Con questo breve articolo voglio provare ad analizzare da lettrice e da piccola scrittrice un fenomeno che nel fantasy è consolidato da anni, un’abitudine che si è fatta regola.
La sindrome della saga.
Noi tutti vecchi lettori che sin dall’infanzia o dalla prima adolescenza ci siamo avvicinati al fantasy sappiamo che il genere si ispira alle antiche saghe e all’epica in generale, e quindi ci sembra normale se non dovuto che le storie a cui ci appassioniamo continuino in tomi e tomi (ovviamente, parlo di opere di autori anglofoni). Ce lo aspettiamo. Siamo cresciuti con serie e trilogie, che siano quelle di Tolkien o di J.K.Rowling. Quasi restiamo delusi se non ci sono almeno due o tre libri da leggere che portino avanti le gesta dei nostri beniamini.
Personalmente, sono una grande appassionata di saghe, mi affeziono ai personaggi, mi piace seguire le loro avventure e porto il lutto quando l’autore chiude con la fatidica parola “fine”. E’ difficile che io trovi una saga noiosa, o che non decida di proseguire nella lettura una volta che inizio.
Vale anche per il fantastico italiano?
La sindrome della saga è praticamente endemica nella letteratura fantastica italiana. Gli autori, che sono spesso profondi conoscitori e amanti del genere, creano la loro ambientazione, i loro personaggi e vogliono far vivere a questi personaggi mille avventure.
Questo non è un difetto anzi: se la saga è ben fatta, l’ambientazione è originale (o tratta in modo originale i cliché del genere) e i personaggi sono ben costruiti, una serie fantastica di un autore italiano può essere piacevole quanto l’opera di un famoso autore anglofono (penso alla saga di Derbeer dei mille anni, o a quella dell’inquisitore Eymerich), scavando un posto nel cuore del lettore che accetta mal volentieri di vederla conclusa. Ma si tratta di rare eccezioni, in una produzione di saghe che rischiano di suonare ripetitive.

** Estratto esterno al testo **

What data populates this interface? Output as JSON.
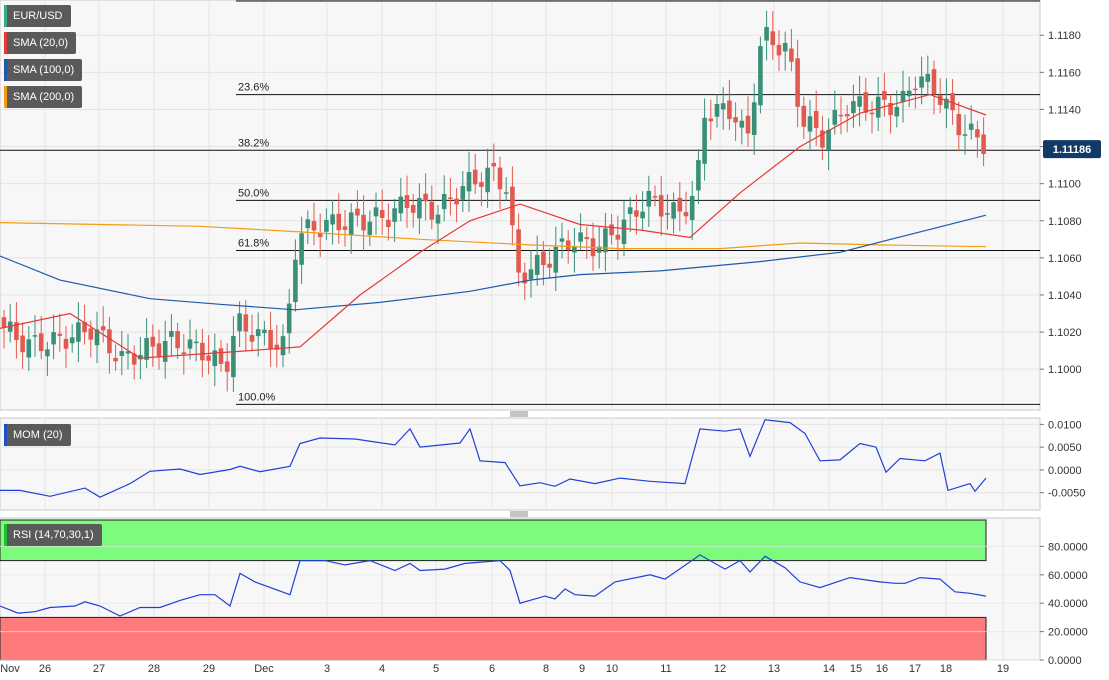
{
  "chart_data": {
    "type": "candlestick",
    "symbol": "EUR/USD",
    "last_price": "1.11186",
    "indicators": [
      {
        "name": "SMA (20,0)",
        "color": "#e53935"
      },
      {
        "name": "SMA (100,0)",
        "color": "#1e5aa8"
      },
      {
        "name": "SMA (200,0)",
        "color": "#f39c12"
      }
    ],
    "x_ticks": [
      "Nov",
      "26",
      "27",
      "28",
      "29",
      "Dec",
      "3",
      "4",
      "5",
      "6",
      "8",
      "9",
      "10",
      "11",
      "12",
      "13",
      "14",
      "15",
      "16",
      "17",
      "18",
      "19"
    ],
    "price_axis": {
      "ticks": [
        "1.1000",
        "1.1020",
        "1.1040",
        "1.1060",
        "1.1080",
        "1.1100",
        "1.1120",
        "1.1140",
        "1.1160",
        "1.1180"
      ],
      "range": [
        1.0978,
        1.1199
      ]
    },
    "fibonacci": [
      {
        "label": "23.6%",
        "value": 1.1148
      },
      {
        "label": "38.2%",
        "value": 1.1118
      },
      {
        "label": "50.0%",
        "value": 1.1091
      },
      {
        "label": "61.8%",
        "value": 1.1064
      },
      {
        "label": "100.0%",
        "value": 1.0981
      }
    ],
    "key_points": {
      "sma20": [
        [
          0,
          1.1022
        ],
        [
          70,
          1.103
        ],
        [
          140,
          1.1006
        ],
        [
          250,
          1.101
        ],
        [
          300,
          1.1012
        ],
        [
          360,
          1.104
        ],
        [
          420,
          1.1063
        ],
        [
          470,
          1.108
        ],
        [
          520,
          1.1089
        ],
        [
          580,
          1.1078
        ],
        [
          640,
          1.1075
        ],
        [
          690,
          1.1071
        ],
        [
          740,
          1.1095
        ],
        [
          800,
          1.112
        ],
        [
          860,
          1.1138
        ],
        [
          930,
          1.1148
        ],
        [
          986,
          1.1137
        ]
      ],
      "sma100": [
        [
          0,
          1.1061
        ],
        [
          60,
          1.1048
        ],
        [
          150,
          1.1038
        ],
        [
          220,
          1.1035
        ],
        [
          295,
          1.1032
        ],
        [
          380,
          1.1036
        ],
        [
          470,
          1.1042
        ],
        [
          530,
          1.1048
        ],
        [
          580,
          1.1051
        ],
        [
          660,
          1.1053
        ],
        [
          760,
          1.1058
        ],
        [
          840,
          1.1063
        ],
        [
          920,
          1.1074
        ],
        [
          986,
          1.1083
        ]
      ],
      "sma200": [
        [
          0,
          1.1079
        ],
        [
          200,
          1.1077
        ],
        [
          300,
          1.1074
        ],
        [
          420,
          1.107
        ],
        [
          530,
          1.1067
        ],
        [
          620,
          1.1065
        ],
        [
          720,
          1.1065
        ],
        [
          800,
          1.1068
        ],
        [
          880,
          1.1067
        ],
        [
          986,
          1.1066
        ]
      ]
    },
    "mom": {
      "name": "MOM (20)",
      "ticks": [
        "0.0100",
        "0.0050",
        "0.0000",
        "-0.0050"
      ],
      "range": [
        -0.0088,
        0.0114
      ],
      "key_points": [
        [
          0,
          -0.0045
        ],
        [
          20,
          -0.0045
        ],
        [
          50,
          -0.0058
        ],
        [
          85,
          -0.004
        ],
        [
          100,
          -0.006
        ],
        [
          130,
          -0.003
        ],
        [
          150,
          -0.0003
        ],
        [
          180,
          0.0002
        ],
        [
          200,
          -0.001
        ],
        [
          230,
          0.0001
        ],
        [
          240,
          0.0008
        ],
        [
          260,
          -0.0004
        ],
        [
          290,
          0.0008
        ],
        [
          300,
          0.0058
        ],
        [
          320,
          0.007
        ],
        [
          355,
          0.0068
        ],
        [
          395,
          0.0055
        ],
        [
          410,
          0.009
        ],
        [
          420,
          0.005
        ],
        [
          460,
          0.0059
        ],
        [
          470,
          0.009
        ],
        [
          480,
          0.002
        ],
        [
          505,
          0.0016
        ],
        [
          520,
          -0.0035
        ],
        [
          540,
          -0.0028
        ],
        [
          555,
          -0.0036
        ],
        [
          570,
          -0.002
        ],
        [
          595,
          -0.003
        ],
        [
          620,
          -0.0018
        ],
        [
          650,
          -0.0025
        ],
        [
          685,
          -0.003
        ],
        [
          700,
          0.009
        ],
        [
          725,
          0.0085
        ],
        [
          740,
          0.009
        ],
        [
          750,
          0.003
        ],
        [
          765,
          0.011
        ],
        [
          790,
          0.0104
        ],
        [
          805,
          0.008
        ],
        [
          820,
          0.002
        ],
        [
          840,
          0.0022
        ],
        [
          860,
          0.0058
        ],
        [
          876,
          0.005
        ],
        [
          886,
          -0.0005
        ],
        [
          900,
          0.0025
        ],
        [
          925,
          0.002
        ],
        [
          940,
          0.0037
        ],
        [
          948,
          -0.0045
        ],
        [
          970,
          -0.003
        ],
        [
          975,
          -0.0047
        ],
        [
          986,
          -0.0018
        ]
      ]
    },
    "rsi": {
      "name": "RSI (14,70,30,1)",
      "ticks": [
        "80.0000",
        "60.0000",
        "40.0000",
        "20.0000",
        "0.0000"
      ],
      "range": [
        0,
        100
      ],
      "overbought": 70,
      "oversold": 30,
      "key_points": [
        [
          0,
          38
        ],
        [
          18,
          33
        ],
        [
          35,
          34
        ],
        [
          50,
          37
        ],
        [
          75,
          38
        ],
        [
          85,
          41
        ],
        [
          100,
          38
        ],
        [
          120,
          31
        ],
        [
          140,
          37
        ],
        [
          160,
          37
        ],
        [
          180,
          42
        ],
        [
          200,
          46
        ],
        [
          215,
          46
        ],
        [
          230,
          38
        ],
        [
          240,
          61
        ],
        [
          255,
          55
        ],
        [
          290,
          46
        ],
        [
          300,
          70
        ],
        [
          325,
          70
        ],
        [
          345,
          67
        ],
        [
          370,
          70
        ],
        [
          395,
          63
        ],
        [
          410,
          68
        ],
        [
          420,
          63
        ],
        [
          445,
          64
        ],
        [
          465,
          68
        ],
        [
          500,
          70
        ],
        [
          510,
          63
        ],
        [
          520,
          40
        ],
        [
          545,
          45
        ],
        [
          555,
          43
        ],
        [
          565,
          50
        ],
        [
          575,
          46
        ],
        [
          595,
          45
        ],
        [
          615,
          55
        ],
        [
          650,
          60
        ],
        [
          665,
          57
        ],
        [
          700,
          74
        ],
        [
          725,
          64
        ],
        [
          740,
          70
        ],
        [
          750,
          62
        ],
        [
          765,
          73
        ],
        [
          785,
          65
        ],
        [
          800,
          55
        ],
        [
          820,
          51
        ],
        [
          850,
          58
        ],
        [
          880,
          55
        ],
        [
          895,
          54
        ],
        [
          905,
          54
        ],
        [
          920,
          58
        ],
        [
          940,
          57
        ],
        [
          955,
          48
        ],
        [
          970,
          47
        ],
        [
          986,
          45
        ]
      ]
    }
  }
}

Il problema è che spesso in realtà le serie italiane sono dispersive, poco appassionanti e soprattutto mancano di originalità, come se l’autore che tanto ha letto in passato (e che magari è anche appassionato di manga o anime giapponesi, altra fonte inesauribile di saghe fantastiche) invece di cercare una strada nuova decida di mettere insieme le sue conoscenze senza impegnarsi troppo a trattare un topos classico in modo innovativo, creando un mix che spesso ha un sapore già sentito.
Oppure, un autore, magari giovane, non molto familiare con il genere, non sapendo cosa già è stato scritto, non è in grado di distinguere il già visto dal nuovo. Molte nuove saghe, anche straniere in realtà (penso a quella della Troisi, restando su terreno illustre, o di Paolini uscendo dall’Italia) hanno questo difetto: seguono un canone piuttosto banale, nel quale un vecchio lettore riesce a riconoscere facilmente gli spunti e non sempre si prova il desiderio di andare avanti nella lettura.
Non sarebbe meglio allora avere il coraggio di guarire dalla sindrome e selezionare il materiale per creare un unico appassionante romanzo, magari più lungo, tagliando i tempi morti e le scene inutili? Da piccola scrittrice dico: è difficilissimo e spesso poco soddisfacente. E infatti lo fanno in pochi, e spesso si mantiene la possibilità di un seguito (o di un riciclo di ambientazione) con un finale aperto. Perché il fantastico è così, il lettore si aspetta il seguito… e in Italia il lettore non ama il romanzo troppo lungo. Inoltre, spesso l’editore italiano, soprattutto se è un piccolo editore non ama il libro lungo (che è difficile da distribuire) e vuole guadagnare dalla tripla vendita. E noi siamo invasi dalle serie e dalle trilogie.
Da appassionata lettrice, sto imparando ad apprezzare sempre di più il romanzo autoconclusivo: spesso è più appassionante, meno dispersivo e più curato di una saga. Che poi sotto sotto spesso io speri in un seguito, magari in futuro, magari non proprio collegato alla trama principale… questa è un’altra storia.